Of Letters and the Writing Thereof

I am fortunate in having several excellent correspondents. I am encouraged to try different papers and inks. It gives my pens another outing apart from the drafts of these blog entries. One beneficial result is that I have to work at keeping my writing as legible as possible.

I love good paper. I do use some modern paper, especially Vergé de France which has texture that I enjoy. I found Clairefontaine Triomphe too smooth, though it works well with dip pens. Much of the paper I use is old, from the time when all paper had to be fountain pen friendly. I was kindly given some sheets of Croxley Hammered, a delightful paper, sadly no longer made. Some of my old papers come with envelopes, others don’t. Some envelopes are so old that the gum on the flap is no longer sticky. But that’s okay, my little dispenser of craft glue does the trick.

The addressing of an envelope raises an issue. There is the concern that if the envelope should get wet, the address will be obliterated. One answer is to use waterproof ink but I have not found a particularly attractive ink of that type. There was a time I capitulated and used a gel pen for addressing the envelopes but I didn’t like that solution. Instead I use the inks that I like and give the address a good rub with beeswax which should protect it. At one time I used a candle stub but I think the beeswax is better and more appropriate.

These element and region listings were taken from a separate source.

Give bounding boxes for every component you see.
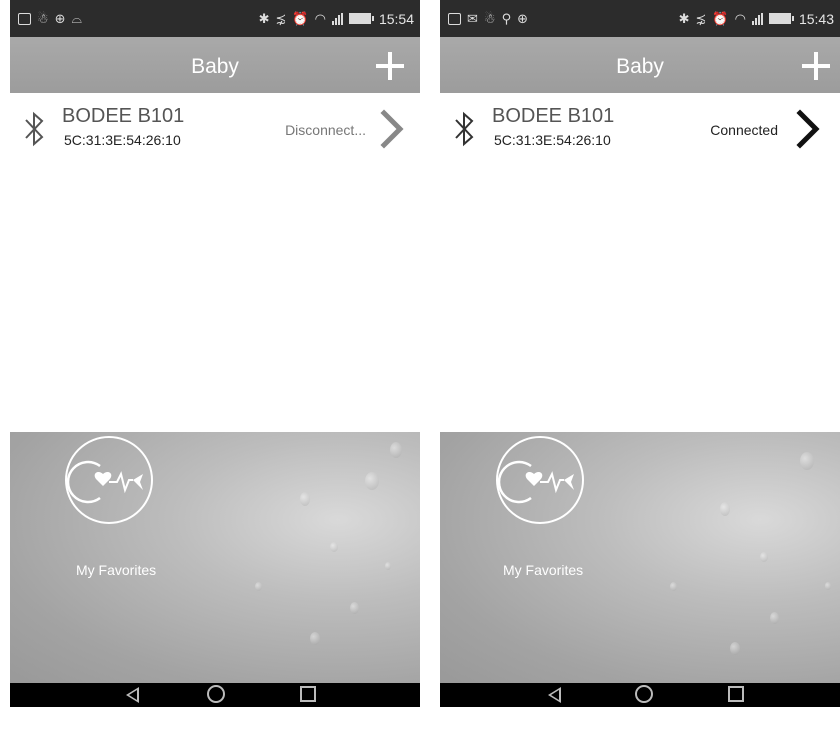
- add-device-button[interactable]: [800, 50, 832, 82]
- recent-apps-icon[interactable]: [718, 683, 754, 707]
- device-mac-address: 5C:31:3E:54:26:10: [494, 132, 611, 148]
- device-list-item[interactable]: BODEE B101 5C:31:3E:54:26:10 Disconnect.…: [10, 93, 420, 163]
- my-favorites-button[interactable]: [65, 436, 153, 524]
- wifi-icon: ◠: [734, 11, 746, 26]
- device-list-item[interactable]: BODEE B101 5C:31:3E:54:26:10 Connected: [440, 93, 840, 163]
- my-favorites-label: My Favorites: [76, 562, 157, 578]
- gallery-notification-icon: [18, 12, 31, 25]
- device-name: BODEE B101: [492, 105, 615, 127]
- alarm-icon: ⏰: [712, 11, 729, 26]
- back-icon[interactable]: [114, 683, 150, 707]
- app-bar: Baby: [10, 37, 420, 93]
- alarm-icon: ⏰: [292, 11, 309, 26]
- chevron-right-icon[interactable]: [794, 109, 822, 149]
- bluetooth-status-icon: ✱: [678, 11, 690, 26]
- home-icon[interactable]: [626, 683, 662, 707]
- back-icon[interactable]: [536, 683, 572, 707]
- page-title: Baby: [616, 55, 664, 78]
- heart-pulse-logo-icon: [67, 460, 143, 504]
- vibrate-icon: ⋨: [695, 11, 707, 26]
- heart-pulse-logo-icon: [498, 460, 574, 504]
- my-favorites-label: My Favorites: [503, 562, 584, 578]
- device-mac-address: 5C:31:3E:54:26:10: [64, 132, 181, 148]
- app-bar: Baby: [440, 37, 840, 93]
- android-notification-icon: ☃: [37, 11, 49, 26]
- recent-apps-icon[interactable]: [290, 683, 326, 707]
- status-time: 15:43: [798, 10, 834, 27]
- add-device-button[interactable]: [374, 50, 406, 82]
- signal-icon: [331, 12, 343, 25]
- battery-icon: [768, 13, 794, 24]
- wifi-icon: ◠: [314, 11, 326, 26]
- android-notification-icon: ☃: [483, 11, 496, 26]
- battery-icon: [348, 13, 374, 24]
- home-icon[interactable]: [198, 683, 234, 707]
- device-connection-status: Disconnect...: [285, 122, 366, 138]
- android-robot-icon: ⌓: [71, 11, 82, 26]
- phone-screen-disconnected: ☃ ⊕ ⌓ ✱ ⋨ ⏰ ◠ 15:54 Baby BODEE B101 5C:3…: [10, 0, 420, 707]
- status-bar: ✉ ☃ ⚲ ⊕ ✱ ⋨ ⏰ ◠ 15:43: [440, 0, 840, 37]
- bluetooth-icon: [25, 111, 44, 147]
- mail-icon: ✉: [467, 11, 478, 26]
- gallery-notification-icon: [448, 12, 461, 25]
- status-time: 15:54: [378, 10, 414, 27]
- bluetooth-status-icon: ✱: [258, 11, 270, 26]
- sync-notification-icon: ⊕: [54, 11, 66, 26]
- navigation-bar: [10, 683, 420, 707]
- vibrate-icon: ⋨: [275, 11, 287, 26]
- device-name: BODEE B101: [62, 105, 185, 127]
- phone-screen-connected: ✉ ☃ ⚲ ⊕ ✱ ⋨ ⏰ ◠ 15:43 Baby BODEE B101 5C…: [440, 0, 840, 707]
- bluetooth-icon: [455, 111, 474, 147]
- signal-icon: [751, 12, 763, 25]
- search-notification-icon: ⚲: [501, 11, 512, 26]
- my-favorites-button[interactable]: [496, 436, 584, 524]
- sync-notification-icon: ⊕: [517, 11, 528, 26]
- chevron-right-icon[interactable]: [378, 109, 406, 149]
- favorites-background: My Favorites: [440, 432, 840, 683]
- status-bar: ☃ ⊕ ⌓ ✱ ⋨ ⏰ ◠ 15:54: [10, 0, 420, 37]
- page-title: Baby: [191, 55, 239, 78]
- favorites-background: My Favorites: [10, 432, 420, 683]
- device-connection-status: Connected: [710, 122, 778, 138]
- navigation-bar: [440, 683, 840, 707]
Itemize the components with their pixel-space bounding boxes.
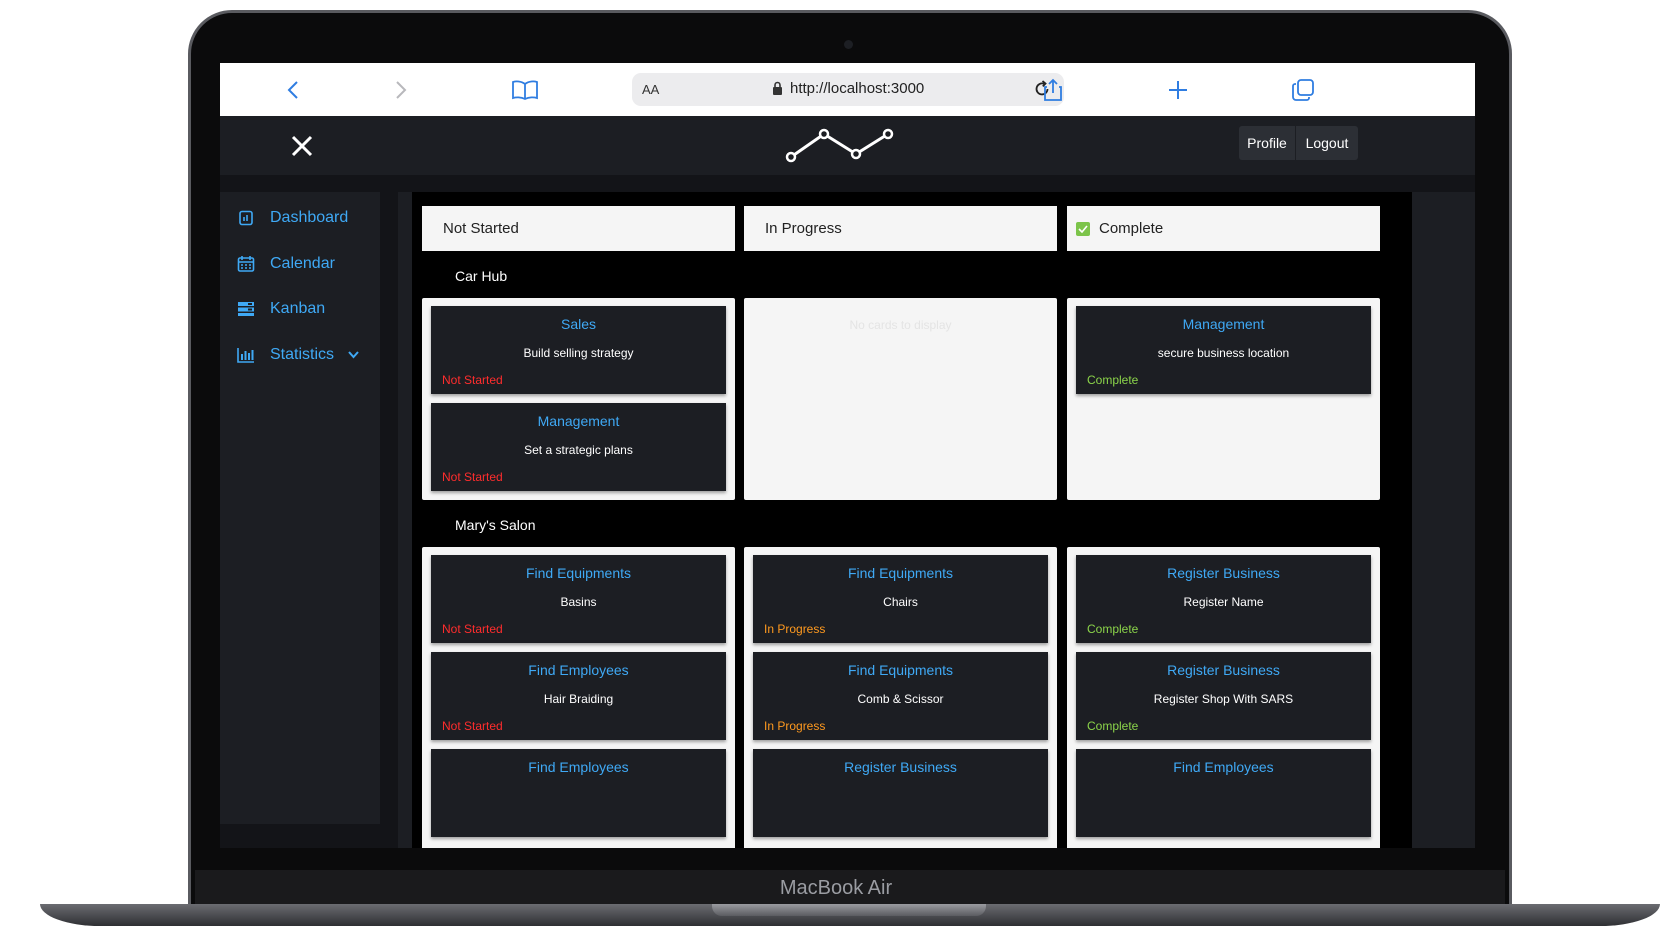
card-status: Complete [1087,622,1139,636]
kanban-card[interactable]: Management Set a strategic plans Not Sta… [431,403,726,491]
card-title: Find Employees [528,662,629,678]
kanban-card[interactable]: Find Employees [431,749,726,837]
kanban-card[interactable]: Find Equipments Chairs In Progress [753,555,1048,643]
kanban-card[interactable]: Find Employees [1076,749,1371,837]
column-label: In Progress [765,220,842,237]
column-header-not-started: Not Started [422,206,735,251]
lane-not-started: Sales Build selling strategy Not Started… [422,298,735,500]
check-icon [1076,221,1090,236]
lane-in-progress: No cards to display [744,298,1057,500]
kanban-icon [236,299,256,319]
card-status: In Progress [764,719,826,733]
browser-toolbar: AA http://localhost:3000 [220,63,1475,116]
screen: AA http://localhost:3000 Profile Logout [220,63,1475,848]
column-header-complete: Complete [1067,206,1380,251]
sidebar-item-label: Kanban [270,300,326,317]
card-description: Register Name [1183,595,1264,609]
card-title: Find Employees [528,759,629,775]
forward-icon[interactable] [386,75,416,105]
camera-icon [844,40,853,49]
kanban-card[interactable]: Register Business Register Shop With SAR… [1076,652,1371,740]
card-description: Build selling strategy [523,346,634,360]
card-title: Management [1182,316,1265,332]
card-title: Register Business [844,759,957,775]
chevron-down-icon[interactable] [348,351,359,359]
main-content: Not Started In Progress Complete Car Hub… [398,192,1475,848]
card-title: Find Employees [1173,759,1274,775]
lock-icon [772,81,783,101]
sidebar-item-calendar[interactable]: Calendar [236,251,335,277]
kanban-card[interactable]: Find Equipments Basins Not Started [431,555,726,643]
logo-icon[interactable] [785,126,895,169]
card-title: Register Business [1167,565,1280,581]
dashboard-icon [236,208,256,228]
sidebar: Dashboard Calendar Kanban Statistics [220,192,380,824]
kanban-card[interactable]: Register Business [753,749,1048,837]
card-status: Not Started [442,719,503,733]
address-bar[interactable]: AA http://localhost:3000 [632,73,1064,106]
sidebar-item-kanban[interactable]: Kanban [236,296,325,322]
empty-lane-text: No cards to display [849,318,952,332]
brand-label: MacBook Air [779,877,893,899]
card-description: Register Shop With SARS [1153,692,1294,706]
card-status: Complete [1087,719,1139,733]
column-header-in-progress: In Progress [744,206,1057,251]
card-description: Chairs [883,595,918,609]
kanban-board: Not Started In Progress Complete Car Hub… [412,192,1412,848]
column-label: Not Started [443,220,519,237]
lane-in-progress: Find Equipments Chairs In Progress Find … [744,547,1057,848]
profile-button[interactable]: Profile [1239,126,1295,160]
sidebar-item-label: Dashboard [270,209,349,226]
lane-not-started: Find Equipments Basins Not Started Find … [422,547,735,848]
bookmarks-icon[interactable] [510,75,540,105]
sidebar-item-statistics[interactable]: Statistics [236,342,359,368]
kanban-card[interactable]: Sales Build selling strategy Not Started [431,306,726,394]
card-description: Basins [560,595,597,609]
url-text: http://localhost:3000 [790,80,925,97]
calendar-icon [236,254,256,274]
laptop-notch [712,904,986,916]
sidebar-item-label: Statistics [270,346,335,363]
card-title: Sales [560,316,597,332]
text-size-button[interactable]: AA [642,82,659,97]
card-status: Not Started [442,373,503,387]
column-label: Complete [1099,220,1164,237]
card-description: secure business location [1157,346,1290,360]
card-description: Hair Braiding [543,692,614,706]
card-status: Not Started [442,622,503,636]
card-title: Find Equipments [847,662,954,678]
app-header: Profile Logout [220,116,1475,175]
bar-chart-icon [236,345,256,365]
sidebar-item-dashboard[interactable]: Dashboard [236,205,348,231]
card-title: Find Equipments [525,565,632,581]
card-description: Comb & Scissor [857,692,944,706]
card-status: Not Started [442,470,503,484]
logout-button[interactable]: Logout [1296,126,1358,160]
lane-complete: Register Business Register Name Complete… [1067,547,1380,848]
share-icon[interactable] [1038,75,1068,105]
card-description: Set a strategic plans [524,443,633,457]
kanban-card[interactable]: Register Business Register Name Complete [1076,555,1371,643]
card-status: Complete [1087,373,1139,387]
lane-complete: Management secure business location Comp… [1067,298,1380,500]
back-icon[interactable] [278,75,308,105]
close-icon[interactable] [288,132,316,160]
tabs-icon[interactable] [1288,75,1318,105]
kanban-card[interactable]: Find Equipments Comb & Scissor In Progre… [753,652,1048,740]
group-title: Mary's Salon [455,517,536,533]
card-status: In Progress [764,622,826,636]
new-tab-icon[interactable] [1163,75,1193,105]
sidebar-item-label: Calendar [270,255,335,272]
card-title: Find Equipments [847,565,954,581]
kanban-card[interactable]: Find Employees Hair Braiding Not Started [431,652,726,740]
card-title: Management [537,413,620,429]
card-title: Register Business [1167,662,1280,678]
kanban-card[interactable]: Management secure business location Comp… [1076,306,1371,394]
group-title: Car Hub [455,268,508,284]
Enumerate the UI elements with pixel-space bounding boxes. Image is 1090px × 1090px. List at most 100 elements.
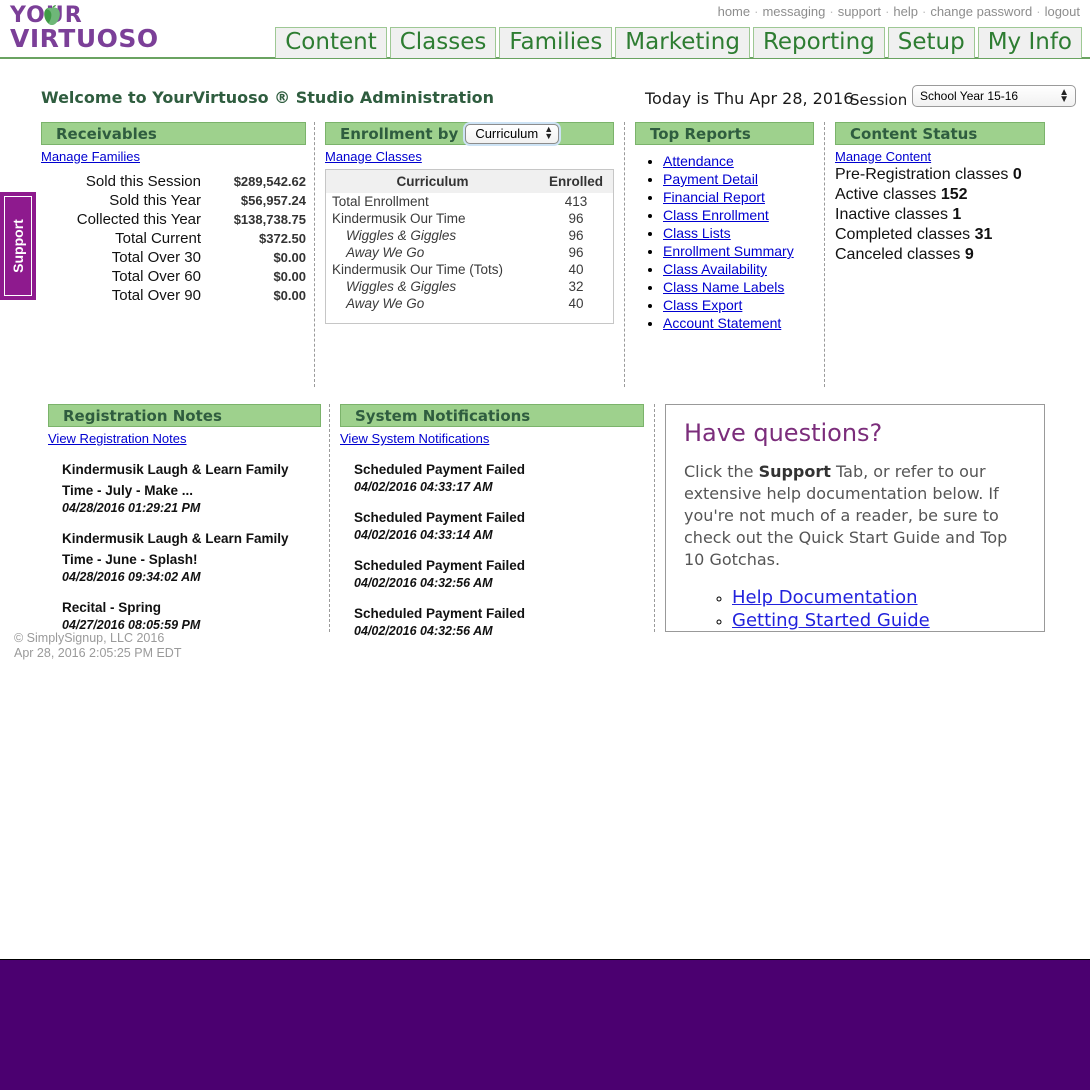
top-reports-heading: Top Reports xyxy=(635,122,814,145)
content-status-label: Canceled classes xyxy=(835,246,961,263)
report-link-class-lists[interactable]: Class Lists xyxy=(663,225,731,241)
panel-content-status: Content Status Manage Content Pre-Regist… xyxy=(825,122,1055,387)
enrollment-col-enrolled: Enrolled xyxy=(539,170,613,193)
receivables-label: Collected this Year xyxy=(76,211,201,228)
nav-tab-reporting[interactable]: Reporting xyxy=(752,26,885,58)
report-link-attendance[interactable]: Attendance xyxy=(663,153,734,169)
list-item: Financial Report xyxy=(663,189,814,205)
nav-tab-families[interactable]: Families xyxy=(499,26,613,58)
report-link-class-name-labels[interactable]: Class Name Labels xyxy=(663,279,784,295)
view-registration-notes-link[interactable]: View Registration Notes xyxy=(48,431,321,446)
receivables-label: Total Current xyxy=(115,230,201,247)
receivables-label: Total Over 60 xyxy=(111,268,201,285)
list-item: Payment Detail xyxy=(663,171,814,187)
help-link-getting-started[interactable]: Getting Started Guide xyxy=(732,610,930,631)
registration-notes-heading: Registration Notes xyxy=(48,404,321,427)
panel-top-reports: Top Reports Attendance Payment Detail Fi… xyxy=(625,122,825,387)
utility-link-help[interactable]: help xyxy=(893,4,918,19)
session-select-value: School Year 15-16 xyxy=(920,89,1019,103)
content-status-value: 152 xyxy=(940,186,968,203)
enrollment-row-name: Kindermusik Our Time (Tots) xyxy=(332,262,504,277)
help-heading: Have questions? xyxy=(684,419,883,447)
utility-link-messaging[interactable]: messaging xyxy=(762,4,825,19)
note-date: 04/27/2016 08:05:59 PM xyxy=(62,618,201,632)
utility-nav: home · messaging · support · help · change passw… xyxy=(718,4,1080,19)
brand-logo[interactable]: YOUR VIRTUOSO xyxy=(10,2,180,53)
utility-link-support[interactable]: support xyxy=(838,4,881,19)
enrollment-row-name: Total Enrollment xyxy=(332,194,429,209)
receivables-value: $0.00 xyxy=(273,269,306,284)
report-link-class-enrollment[interactable]: Class Enrollment xyxy=(663,207,769,223)
help-link-documentation[interactable]: Help Documentation xyxy=(732,587,918,608)
notification-title: Scheduled Payment Failed xyxy=(354,606,526,621)
utility-link-logout[interactable]: logout xyxy=(1045,4,1080,19)
nav-tab-my-info[interactable]: My Info xyxy=(977,26,1082,58)
notification-date: 04/02/2016 04:32:56 AM xyxy=(354,576,493,590)
content-status-row-inactive: Inactive classes 1 xyxy=(835,205,1045,224)
session-select[interactable]: School Year 15-16 ▲ ▼ xyxy=(912,85,1076,107)
enrollment-heading: Enrollment by xyxy=(340,124,459,143)
note-title: Kindermusik Laugh & Learn Family Time - … xyxy=(62,531,289,567)
today-date: Today is Thu Apr 28, 2016 xyxy=(645,89,854,108)
notification-title: Scheduled Payment Failed xyxy=(354,510,526,525)
receivables-value: $56,957.24 xyxy=(240,193,306,208)
help-body: Click the Support Tab, or refer to our e… xyxy=(684,461,1026,571)
receivables-heading: Receivables xyxy=(41,122,306,145)
list-item: Help Documentation xyxy=(732,587,1026,608)
nav-tab-classes[interactable]: Classes xyxy=(389,26,497,58)
welcome-bar: Welcome to YourVirtuoso ® Studio Adminis… xyxy=(0,85,1090,115)
content-status-value: 9 xyxy=(964,246,974,263)
receivables-label: Total Over 90 xyxy=(111,287,201,304)
utility-sep: · xyxy=(921,4,927,19)
help-box: Have questions? Click the Support Tab, o… xyxy=(665,404,1045,632)
notification-date: 04/02/2016 04:33:17 AM xyxy=(354,480,493,494)
enrollment-table-scroll[interactable]: Curriculum Enrolled Total Enrollment 413… xyxy=(325,169,614,324)
nav-tab-setup[interactable]: Setup xyxy=(887,26,975,58)
table-header-row: Curriculum Enrolled xyxy=(326,170,613,193)
report-link-enrollment-summary[interactable]: Enrollment Summary xyxy=(663,243,794,259)
receivables-label: Sold this Year xyxy=(109,192,201,209)
enrollment-row-name: Wiggles & Giggles xyxy=(346,279,457,294)
system-notifications-heading: System Notifications xyxy=(340,404,644,427)
utility-link-home[interactable]: home xyxy=(718,4,751,19)
manage-families-link[interactable]: Manage Families xyxy=(41,149,306,164)
note-title: Recital - Spring xyxy=(62,600,162,615)
report-link-account-statement[interactable]: Account Statement xyxy=(663,315,781,331)
enrollment-row-name: Away We Go xyxy=(346,296,425,311)
table-row: Away We Go 96 xyxy=(326,244,613,261)
site-header: YOUR VIRTUOSO home·messaging·support·hel… xyxy=(0,0,1090,59)
enrollment-groupby-select[interactable]: Curriculum ▲ ▼ xyxy=(465,123,560,144)
content-status-label: Completed classes xyxy=(835,226,971,243)
footer-copyright: © SimplySignup, LLC 2016 xyxy=(14,631,165,645)
note-date: 04/28/2016 09:34:02 AM xyxy=(62,570,201,584)
report-link-class-availability[interactable]: Class Availability xyxy=(663,261,767,277)
utility-sep: · xyxy=(754,4,759,19)
manage-content-link[interactable]: Manage Content xyxy=(835,149,1045,164)
enrollment-row-name: Away We Go xyxy=(346,245,425,260)
nav-tab-content[interactable]: Content xyxy=(275,26,387,58)
panel-system-notifications: System Notifications View System Notific… xyxy=(330,404,655,638)
enrollment-row-value: 40 xyxy=(568,262,584,277)
receivables-value: $0.00 xyxy=(273,250,306,265)
content-status-label: Pre-Registration classes xyxy=(835,166,1009,183)
content-status-value: 0 xyxy=(1012,166,1022,183)
nav-tab-marketing[interactable]: Marketing xyxy=(615,26,750,58)
list-item: Class Availability xyxy=(663,261,814,277)
table-row: Total Over 30 $0.00 xyxy=(41,248,306,267)
table-row: Wiggles & Giggles 96 xyxy=(326,227,613,244)
report-link-financial-report[interactable]: Financial Report xyxy=(663,189,765,205)
receivables-label: Sold this Session xyxy=(85,173,201,190)
updown-arrows-icon: ▲ ▼ xyxy=(544,123,554,141)
table-row: Total Over 60 $0.00 xyxy=(41,267,306,286)
content-status-label: Inactive classes xyxy=(835,206,948,223)
report-link-payment-detail[interactable]: Payment Detail xyxy=(663,171,758,187)
manage-classes-link[interactable]: Manage Classes xyxy=(325,149,614,164)
utility-link-change-password[interactable]: change password xyxy=(930,4,1032,19)
table-row: Collected this Year $138,738.75 xyxy=(41,210,306,229)
table-row: Total Enrollment 413 xyxy=(326,193,613,210)
view-system-notifications-link[interactable]: View System Notifications xyxy=(340,431,644,446)
report-link-class-export[interactable]: Class Export xyxy=(663,297,742,313)
page-title: Welcome to YourVirtuoso ® Studio Adminis… xyxy=(41,88,495,107)
list-item: Kindermusik Laugh & Learn Family Time - … xyxy=(62,446,321,515)
table-row: Kindermusik Our Time 96 xyxy=(326,210,613,227)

We keep an old tradition alive. It isn’t so many years ago that letters were the main form of communication with far-flung relatives and friends. Letters in those days carried a heavier burden of emotion then than now. The need for letter writing has diminished but it is significant that now, when we write to each other because we choose to, not because we must, it gives the handwritten letter of today greater significance.

Apart from the letters written by my pen correspondents, I never see a handwritten envelope anymore, just ones with laser-printed addresses in window envelopes. There is a concern that the time may arrive when young postal workers will no longer be able to read cursive writing as it is no longer taught in all schools.

Our letters are, of course, more trivial than the letters of long ago, when eagerly-awaited letters arrived in the trenches of Flanders from dearly loved wives and mothers. And yet, our letters are very welcome too. It brightens my day when I see a handwritten envelope among the dull brown ones.

4 thoughts on “Of Letters and the Writing Thereof

  1. Writing and receiving letters is a great pleasure and highly recommend it. As you say, seeing a handwritten envelope sitting on the mat really does brighten my day.

  2. I recently sent a letter back to the UK and it got soaked along the way. It totally obliterating the letter itself but left the address relatively unharmed, and therefore capable of being used to deliver its now-illegible contents! Since then, I have taken to reserving a (remarkably capable for CDN$2) Chinese pen for iron gall ink to use for addressing my envelopes. Rohrer & Klingner’s Scabiosa is a lovely mauve shade, and I really enjoy the way it shades as it oxidises. I also use their Lilly SketchINK with a glass pen for addressing envelopes. Really jealous of your cache of vintage papers from “back when” – good for you for overcoming the urge just to archive them because they’re no longer made!